I have done this a few times, and it is usually really easy using LIEF. There is even a short post on how to do it in their docs, but for some reason, the library resulted in a corrupted state, which resulted in some problems when applying relocations. After hours of debugging, I figured out that I could get a working ELF like this: 我以前做过几次这种操作,使用 LIEF 通常非常简单。他们的文档中甚至有一篇关于如何操作的简短文章,但由于某种原因,该库最终处于损坏状态,导致在应用重定位时出现了一些问题。
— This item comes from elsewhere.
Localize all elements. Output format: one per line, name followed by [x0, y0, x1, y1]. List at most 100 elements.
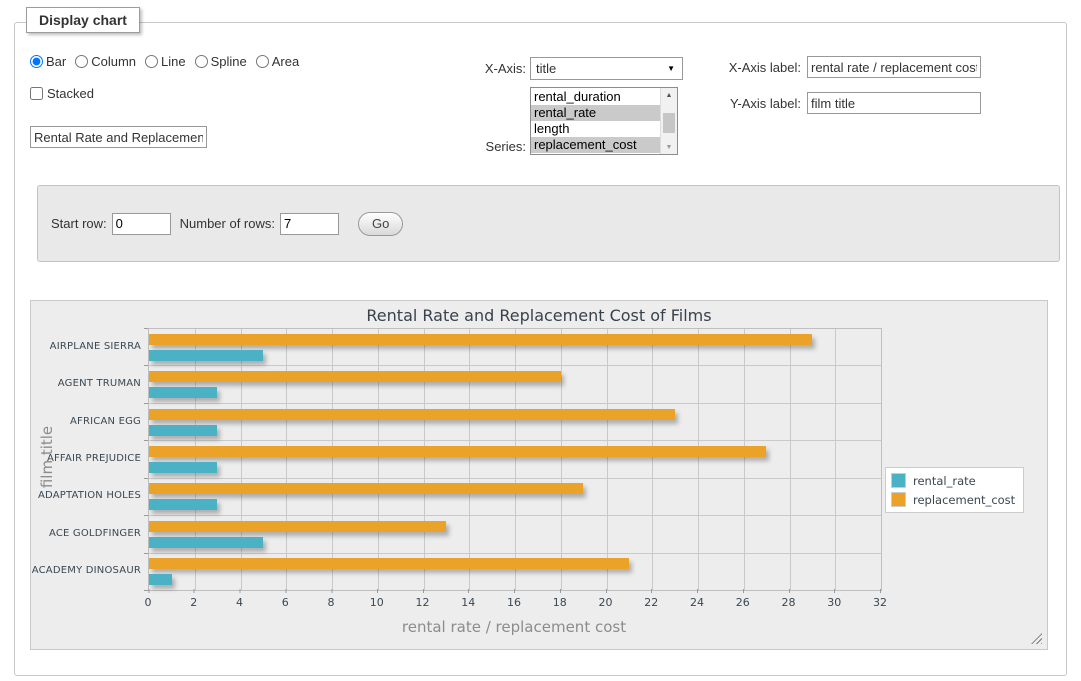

经过数小时的调试,我发现可以通过以下方式获得一个可用的 ELF 文件:
lib = lief.parse(src)
lib[lief.ELF.DynamicEntry.TAG.from_value(0x6000000F)].value = (
lib[lief.ELF.DynamicEntry.TAG.from_value(0x6000000F)].value + 0x1000)
lib.interpreter = b"/system/bin/linker"
lib.write(dst)
The loader happily loads the library, and it magically works ¯_(ツ)/¯ With this, I could manually execute the _lcc01 function to initialize the DRM, which creates /data/vendor/mediadrm/IDM1013/L3/ay64.dat, the encrypted keybox. To verify if everything works as intended, I just copied all files of /data/vendor/mediadrm/ into my Qiling root filesystem and initialized the DRM. However, it didn’t “accept” my keybox and always created a new one, so I wasn’t sure whether it was a proper key or contained a “garbage” key.
加载器愉快地加载了该库,它奇迹般地运行起来了 ¯_(ツ)/¯ 有了它,我可以手动执行 _lcc01 函数来初始化 DRM,这会创建 /data/vendor/mediadrm/IDM1013/L3/ay64.dat,即加密的 keybox。为了验证一切是否按预期工作,我将 /data/vendor/mediadrm/ 中的所有文件复制到我的 Qiling 根文件系统中并初始化了 DRM。然而,它并没有“接受”我的 keybox,而是总是创建一个新的,所以我无法确定它是一个有效的密钥,还是包含了一个“垃圾”密钥。